Segundo a Carta Magna, ninguém pode ser considerado culpado de um ato ilícito, grave como este de adulteração de equipamento de propriedade da concessionária, sem o devido processo legal, e direito à ampla defesa, portanto é descabida a presente cobrança, sob a alegação de que o Recorrente teria adulterado seu medidor com intuito de fraudar o seu real consumo de energia elétrica, diante de tão irresponsável acusação, declara seu repudio, e restará provado se tratar de uma falsa acusação, imputada à consumidor com adrede malícia e cínica má-fé, por se tratar de uma inverdade.

E para imputar a consumidora ato manifestamente ilegal, deve o fornecedor provar suas alegações, demonstrando, que foi efetivamente o consumidor o responsável pelo ato a ele imputado, em conformidade com o art. da Constituição Federal que dispõe o que segue:

“Art. 5º Todos são iguais perante a lei, sem distinção de qualquer natureza, garantindo-se aos brasileiros e aos estrangeiros residentes no País a inviolabilidade do direito à vida, à liberdade, à igualdade, à segurança e à propriedade, nos termos seguintes:

(...)

LIII - ninguém será processado nem sentenciado senão pela autoridade competente;

LIV - ninguém será privado da liberdade ou de seus bens sem o devido processo legal;

LV - aos litigantes, em processo judicial ou administrativo, e aos acusados em geral são assegurados o contraditório e ampla defesa, com os meios e recursos a ela inerentes;

LVI - são inadmissíveis, no processo, as provas obtidas por meios ilícitos;

LVII - ninguém será considerado culpado até o trânsito em julgado de sentença penal condenatória; (...)”.

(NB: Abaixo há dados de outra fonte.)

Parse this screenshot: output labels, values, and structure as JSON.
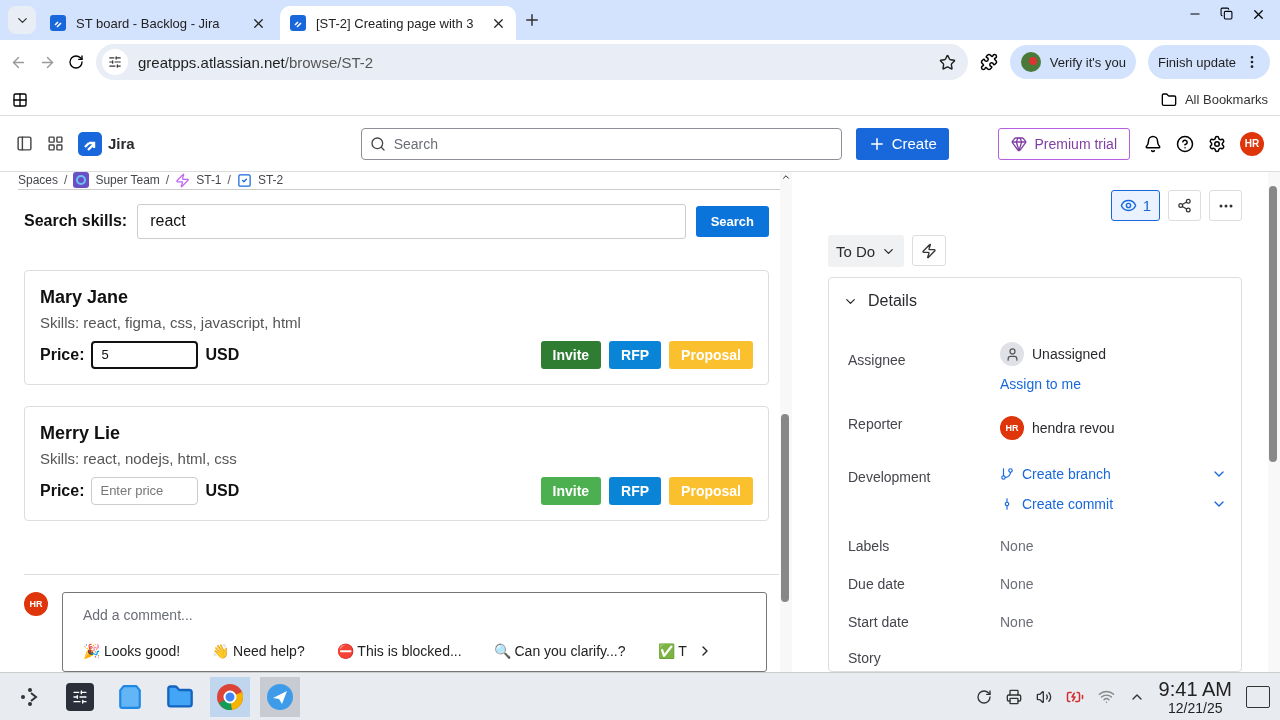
{
  "browser": {
    "tabs": [
      {
        "title": "ST board - Backlog - Jira",
        "selected": false
      },
      {
        "title": "[ST-2] Creating page with 3",
        "selected": true
      }
    ],
    "url": {
      "host": "greatpps.atlassian.net",
      "path": "/browse/ST-2"
    },
    "profile_chip": "Verify it's you",
    "update_chip": "Finish update",
    "bookmarks": "All Bookmarks"
  },
  "header": {
    "app_name": "Jira",
    "search_placeholder": "Search",
    "create": "Create",
    "premium": "Premium trial",
    "avatar": "HR"
  },
  "breadcrumbs": [
    {
      "label": "Spaces",
      "kind": "text",
      "separator": "/"
    },
    {
      "label": "Super Team",
      "kind": "project",
      "separator": "/"
    },
    {
      "label": "ST-1",
      "kind": "epic",
      "separator": "/"
    },
    {
      "label": "ST-2",
      "kind": "task"
    }
  ],
  "skill_search": {
    "label": "Search skills:",
    "value": "react",
    "button": "Search"
  },
  "freelancers": [
    {
      "name": "Mary Jane",
      "skills": "Skills: react, figma, css, javascript, html",
      "price_label": "Price:",
      "price": {
        "value": "5",
        "focused": true
      },
      "currency": "USD",
      "invite": {
        "label": "Invite",
        "pressed": true
      },
      "rfp": "RFP",
      "proposal": "Proposal"
    },
    {
      "name": "Merry Lie",
      "skills": "Skills: react, nodejs, html, css",
      "price_label": "Price:",
      "price": {
        "placeholder": "Enter price",
        "focused": false
      },
      "currency": "USD",
      "invite": {
        "label": "Invite",
        "pressed": false
      },
      "rfp": "RFP",
      "proposal": "Proposal"
    }
  ],
  "comment": {
    "avatar": "HR",
    "placeholder": "Add a comment...",
    "suggestions": [
      "🎉 Looks good!",
      "👋 Need help?",
      "⛔ This is blocked...",
      "🔍 Can you clarify...?",
      "✅ T"
    ]
  },
  "issue_panel": {
    "watchers": "1",
    "watching": true,
    "status": "To Do",
    "details": {
      "title": "Details",
      "expanded": true,
      "fields": [
        {
          "label": "Assignee",
          "kind": "assignee",
          "value": "Unassigned",
          "action": "Assign to me"
        },
        {
          "label": "Reporter",
          "kind": "user",
          "value": "hendra revou",
          "avatar": "HR"
        },
        {
          "label": "Development",
          "kind": "development",
          "links": [
            "Create branch",
            "Create commit"
          ]
        },
        {
          "label": "Labels",
          "kind": "text",
          "value": "None"
        },
        {
          "label": "Due date",
          "kind": "text",
          "value": "None"
        },
        {
          "label": "Start date",
          "kind": "text",
          "value": "None"
        },
        {
          "label": "Story",
          "kind": "text"
        }
      ]
    }
  },
  "taskbar": {
    "time": "9:41 AM",
    "date": "12/21/25"
  }
}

Sendo assim, vislumbram-se algumas das jurisprudências de nossos Tribunais sobre o mesmo teor ora aqui discutidos, conforme mencionadas abaixo:

"ADMINISTRATIVO E DIREITO DO CONSUMIDOR - FORNECIMENTO DE ENERGIA ELÉTRICA - RELAÇÃO DE CONSUMO - INVERSÃO DO ÔNUS DA PROVA - ADULTERAÇÃO NO MEDIDOR - APURAÇÃO UNILATERAL DO DÉBITO SEM A REALIZAÇÃO DE PROVA PERICIAL - OFENSA AO DEVIDO PROCESSO LEGAL. I - Configurada a vulnerabilidade técnica dos serviços públicos de fornecimento de energia elétrica, amplamente permitida a inversão do ônus da prova nos termos do art. , VIII do Código de Defesa do Consumidor. II - Não comprovado pela concessionária que a avaria existente no aparelho medidor de energia elétrica foi causada pelo usuário, não se pode imputar a este, como consumidor, responsabilidade presumida pela falha no registro da energia consumida. III - Ilegal o cálculo do débito com base no art. 72 da Resolução ANEEL nº. 456/00, se não realizada dilação específica, via devido processo legal que assegure ampla defesa e contraditório. (TJMG, Número do processo: 1.0702.04.155355-4/001, Relator: FERNANDO BOTELHO)".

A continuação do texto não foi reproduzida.